Personally, I thought that I handled the reading and assignments better than I have in the
past. There is always room for improvement and I believe we should always strive for self-
improvement up until our time on earth ends. The thing I lacked in the most in this class was my
performance during the group talks and presentations. I often struggle in synthesizing
information in real time and communicating it in a public speaking setting. This is an important
skill to have in the future and is not to be overlooked. I believe that I could improve upon this by
simply preparing for these activities more as well as changing the way I think about them. A lot
of times I make myself nervous by overthinking the simple process of communication and see
public speaking as just something I have to get through. However, through more practice and
planning I will see that it isn’t as bad as my mind makes it and seeing it as an opportunity to
share my thoughts and ideas will improve my performance.
I could not find any ways to significantly improve the ways we can learn in class. The
course provided all of the necessary resources and structure to support a student to learn
efficiently. I have seen Dr. Tredick tweak her class structure since my first class with her
(Ecological Principles) to my last one (Mammalogy) and have seen significant improvement
through each one. I especially like how she has taken student feedback into consideration and has
changed some course dynamics because of it. The only thing I may be able to add is that it would
be very cool if there was some way to bring in mammals in class or take a trip to a zoo to see
these teachings in person and in real time. I understand there may be class/university limitations
but the idea of it is interesting.
The portfolio was important because it provided us with the freedom to personally seek
more knowledge about fields of study we learned from through the class structure. The portfolio
gave me the opportunity to pursue questions I had about certain species and allowed me to
quench the thirst I had developed after learning about especially interesting fields. Giving the
student the power to choose where he steers his education is extremely engaging to the mind and
makes learning easier. This freedom allowed me to connect the dots between the different areas
of study we learned and synthesize them into a cohesive and straight to report. These portfolios
forced me to familiarize myself with the process of initial research, brainstorming on how to tie
ideas together, and synthesizing/transferring this connected knowledge into a cohesive report.

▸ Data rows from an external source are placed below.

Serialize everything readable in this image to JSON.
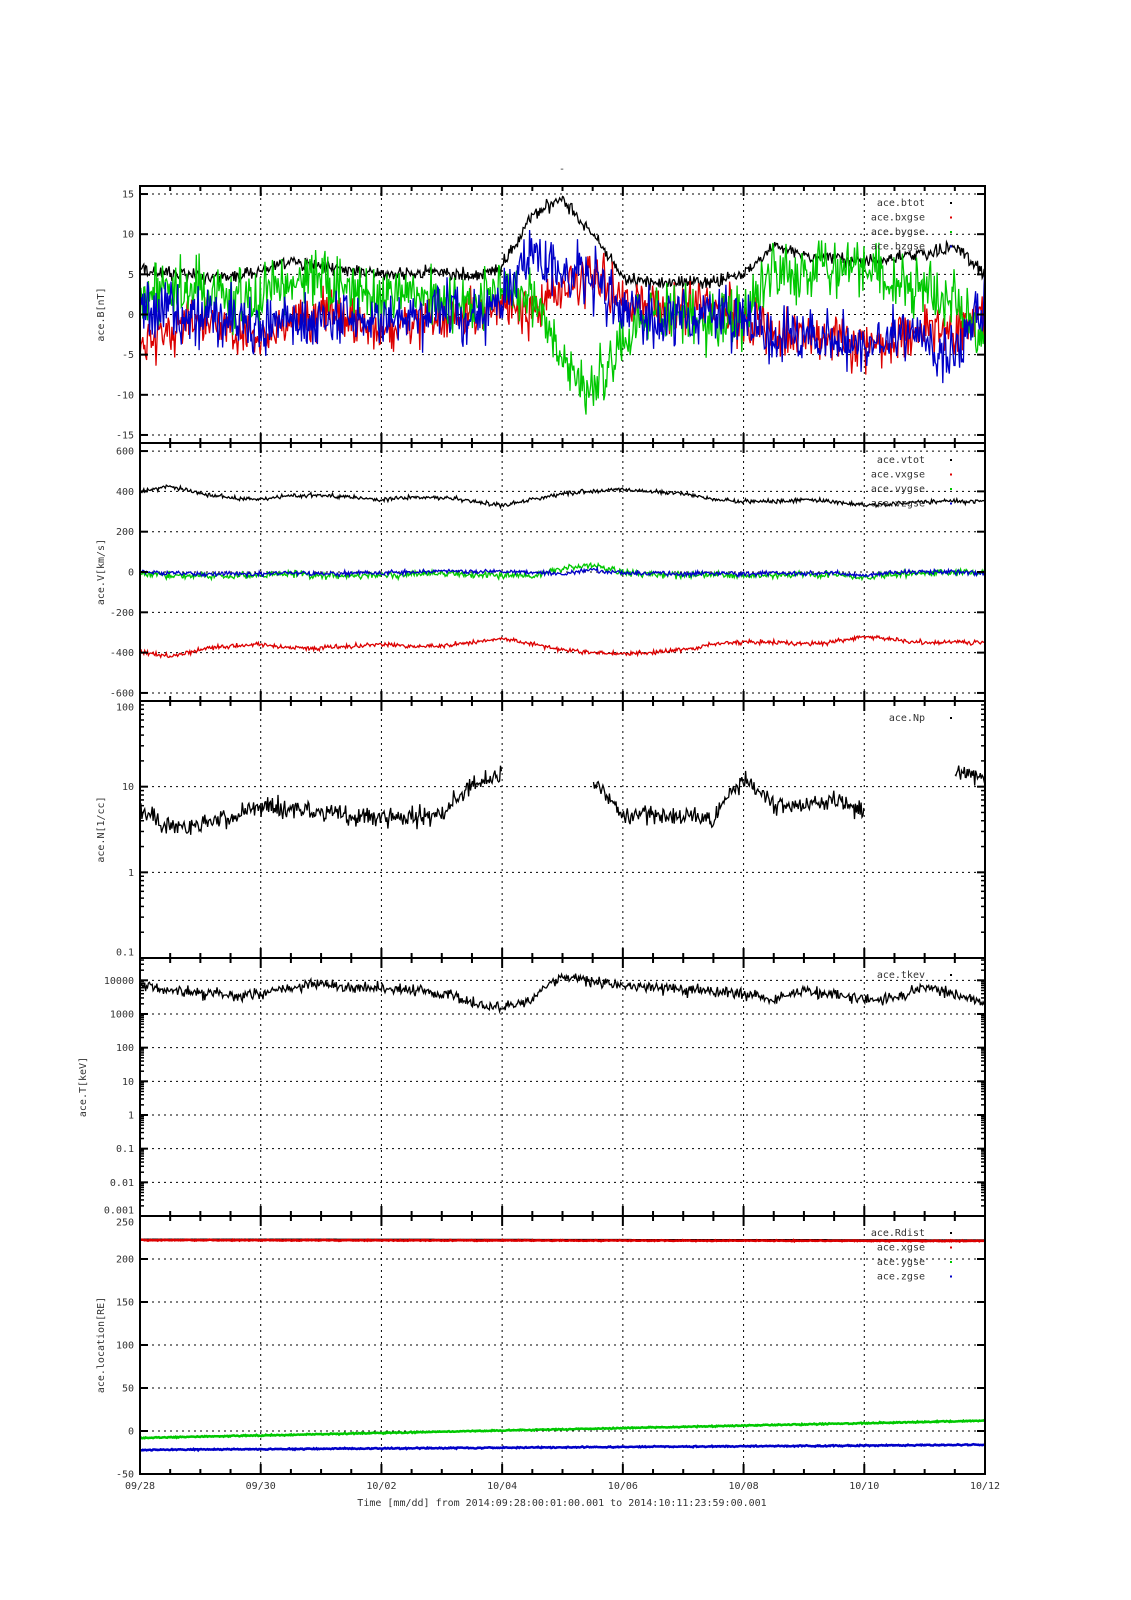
{
  "chart_data": {
    "type": "line",
    "title": "-",
    "xlabel": "Time [mm/dd]  from 2014:09:28:00:01:00.001  to  2014:10:11:23:59:00.001",
    "x_unit": "days since 09/28",
    "xlim": [
      0,
      14
    ],
    "x_ticks": [
      {
        "v": 0,
        "label": "09/28"
      },
      {
        "v": 2,
        "label": "09/30"
      },
      {
        "v": 4,
        "label": "10/02"
      },
      {
        "v": 6,
        "label": "10/04"
      },
      {
        "v": 8,
        "label": "10/06"
      },
      {
        "v": 10,
        "label": "10/08"
      },
      {
        "v": 12,
        "label": "10/10"
      },
      {
        "v": 14,
        "label": "10/12"
      }
    ],
    "x_grid_step": 0.5,
    "grid": true,
    "legend_placement": "top-right",
    "panels": [
      {
        "ylabel": "ace.B[nT]",
        "scale": "linear",
        "ylim": [
          -16,
          16
        ],
        "y_ticks": [
          {
            "v": 15,
            "label": "15"
          },
          {
            "v": 10,
            "label": "10"
          },
          {
            "v": 5,
            "label": "5"
          },
          {
            "v": 0,
            "label": "0"
          },
          {
            "v": -5,
            "label": "-5"
          },
          {
            "v": -10,
            "label": "-10"
          },
          {
            "v": -15,
            "label": "-15"
          }
        ],
        "series": [
          {
            "name": "ace.btot",
            "color": "#000000",
            "noise": 0.6,
            "values": [
              5.5,
              5,
              4.8,
              4.5,
              5.5,
              6.5,
              6,
              5.5,
              5,
              5,
              5.5,
              4.5,
              6,
              12.5,
              14.5,
              10,
              4.5,
              4,
              4,
              4,
              5,
              8.5,
              7.5,
              7,
              6.5,
              7,
              7.5,
              8.5,
              5
            ]
          },
          {
            "name": "ace.bxgse",
            "color": "#dc0000",
            "noise": 2.2,
            "values": [
              -4,
              -2,
              -1,
              -2,
              -3,
              -1,
              0,
              -1,
              -2,
              -1,
              0,
              0,
              1,
              0,
              3,
              5,
              2,
              1,
              1,
              1,
              -1,
              -2,
              -3,
              -3,
              -4,
              -3,
              -2,
              -2,
              0
            ]
          },
          {
            "name": "ace.bygse",
            "color": "#00c800",
            "noise": 2.6,
            "values": [
              2,
              3,
              3,
              2,
              2,
              4,
              4,
              3,
              2,
              3,
              2,
              2,
              2,
              3,
              -6,
              -10,
              -3,
              1,
              0,
              -1,
              0,
              5,
              5,
              6,
              6,
              4,
              3,
              1,
              -3
            ]
          },
          {
            "name": "ace.bzgse",
            "color": "#0000c8",
            "noise": 2.6,
            "values": [
              0,
              1,
              -1,
              0,
              -2,
              0,
              -1,
              0,
              -1,
              0,
              1,
              0,
              2,
              8,
              5,
              4,
              1,
              -1,
              0,
              0,
              -1,
              -3,
              -2,
              -3,
              -4,
              -2,
              -3,
              -5,
              2
            ]
          }
        ]
      },
      {
        "ylabel": "ace.V[km/s]",
        "scale": "linear",
        "ylim": [
          -640,
          640
        ],
        "y_ticks": [
          {
            "v": 600,
            "label": "600"
          },
          {
            "v": 400,
            "label": "400"
          },
          {
            "v": 200,
            "label": "200"
          },
          {
            "v": 0,
            "label": "0"
          },
          {
            "v": -200,
            "label": "-200"
          },
          {
            "v": -400,
            "label": "-400"
          },
          {
            "v": -600,
            "label": "-600"
          }
        ],
        "series": [
          {
            "name": "ace.vtot",
            "color": "#000000",
            "noise": 8,
            "values": [
              400,
              425,
              390,
              370,
              360,
              380,
              380,
              370,
              360,
              370,
              370,
              350,
              330,
              360,
              390,
              400,
              410,
              400,
              390,
              360,
              350,
              350,
              360,
              350,
              330,
              340,
              350,
              350,
              350
            ]
          },
          {
            "name": "ace.vxgse",
            "color": "#dc0000",
            "noise": 8,
            "values": [
              -395,
              -420,
              -385,
              -368,
              -358,
              -378,
              -378,
              -368,
              -358,
              -368,
              -368,
              -348,
              -328,
              -358,
              -388,
              -398,
              -408,
              -398,
              -388,
              -358,
              -348,
              -348,
              -358,
              -348,
              -320,
              -338,
              -348,
              -348,
              -348
            ]
          },
          {
            "name": "ace.vygse",
            "color": "#00c800",
            "noise": 12,
            "values": [
              -10,
              -15,
              -20,
              -20,
              -15,
              -10,
              -15,
              -20,
              -15,
              -10,
              -5,
              -15,
              -15,
              -20,
              20,
              30,
              0,
              -10,
              -15,
              -10,
              -20,
              -15,
              -10,
              -15,
              -25,
              -10,
              -5,
              0,
              -5
            ]
          },
          {
            "name": "ace.vzgse",
            "color": "#0000c8",
            "noise": 8,
            "values": [
              0,
              -5,
              -10,
              -10,
              -10,
              -5,
              -10,
              -5,
              -5,
              0,
              5,
              0,
              5,
              0,
              -10,
              10,
              -5,
              -5,
              -10,
              -5,
              -10,
              -5,
              -10,
              -5,
              -20,
              0,
              0,
              0,
              -5
            ]
          }
        ]
      },
      {
        "ylabel": "ace.N[1/cc]",
        "scale": "log",
        "ylim": [
          0.1,
          100
        ],
        "y_ticks": [
          {
            "v": 100,
            "label": "100"
          },
          {
            "v": 10,
            "label": "10"
          },
          {
            "v": 1,
            "label": "1"
          },
          {
            "v": 0.1,
            "label": "0.1"
          }
        ],
        "series": [
          {
            "name": "ace.Np",
            "color": "#000000",
            "noise": 0.08,
            "values": [
              5,
              3.5,
              3.5,
              4.5,
              6,
              5.5,
              5,
              4.5,
              4.5,
              4.5,
              4.5,
              10,
              14,
              null,
              null,
              10,
              4.5,
              4.5,
              4.5,
              4,
              12,
              6,
              6,
              7,
              5,
              null,
              null,
              15,
              13
            ]
          }
        ]
      },
      {
        "ylabel": "ace.T[keV]",
        "scale": "log",
        "ylim": [
          0.001,
          46000
        ],
        "y_ticks": [
          {
            "v": 10000,
            "label": "10000"
          },
          {
            "v": 1000,
            "label": "1000"
          },
          {
            "v": 100,
            "label": "100"
          },
          {
            "v": 10,
            "label": "10"
          },
          {
            "v": 1,
            "label": "1"
          },
          {
            "v": 0.1,
            "label": "0.1"
          },
          {
            "v": 0.01,
            "label": "0.01"
          },
          {
            "v": 0.001,
            "label": "0.001"
          }
        ],
        "series": [
          {
            "name": "ace.tkev",
            "color": "#000000",
            "noise": 0.12,
            "values": [
              7000,
              5000,
              4000,
              3500,
              4000,
              6000,
              8000,
              6000,
              6000,
              5000,
              4000,
              2000,
              1500,
              2500,
              12000,
              10000,
              7000,
              6000,
              5000,
              5000,
              4000,
              2500,
              5000,
              4000,
              2500,
              3000,
              6000,
              4000,
              2000
            ]
          }
        ]
      },
      {
        "ylabel": "ace.location[RE]",
        "scale": "linear",
        "ylim": [
          -50,
          250
        ],
        "y_ticks": [
          {
            "v": 250,
            "label": "250"
          },
          {
            "v": 200,
            "label": "200"
          },
          {
            "v": 150,
            "label": "150"
          },
          {
            "v": 100,
            "label": "100"
          },
          {
            "v": 50,
            "label": "50"
          },
          {
            "v": 0,
            "label": "0"
          },
          {
            "v": -50,
            "label": "-50"
          }
        ],
        "series": [
          {
            "name": "ace.Rdist",
            "color": "#000000",
            "noise": 0,
            "values": [
              222.5,
              221.5
            ]
          },
          {
            "name": "ace.xgse",
            "color": "#dc0000",
            "noise": 0.4,
            "values": [
              222,
              221
            ]
          },
          {
            "name": "ace.ygse",
            "color": "#00c800",
            "noise": 0.5,
            "values": [
              -8,
              12
            ]
          },
          {
            "name": "ace.zgse",
            "color": "#0000c8",
            "noise": 0.5,
            "values": [
              -22,
              -16
            ]
          }
        ]
      }
    ]
  }
}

The fact that we had to do this multiple times during the semester made me improve my methods
every time and I noticed an improvement in data absorption.
The only thing I believe needed to be tweaked was how the species profiles were set up.
The high volume of species made the process of researching species a bit autonomous and
personally caused me to lose interest in species since there was so many to do. I think it could
beneficial if we reduce the amount of species we have to research (possibly reduce it to 2 species
per order) and increase the amount we have write about each species. This will reduce the
amount of species we look at but will allow the student have a more in depth exposure to each
order and associated species. Hopefully, this will break up the autonomous nature that sometimes
came when doing the species profile. Overall I thought this course was excellent and am deeply
saddened that this will be the last course with Dr. Tredick. A professor that has had one of the
largest positive influences of my college career.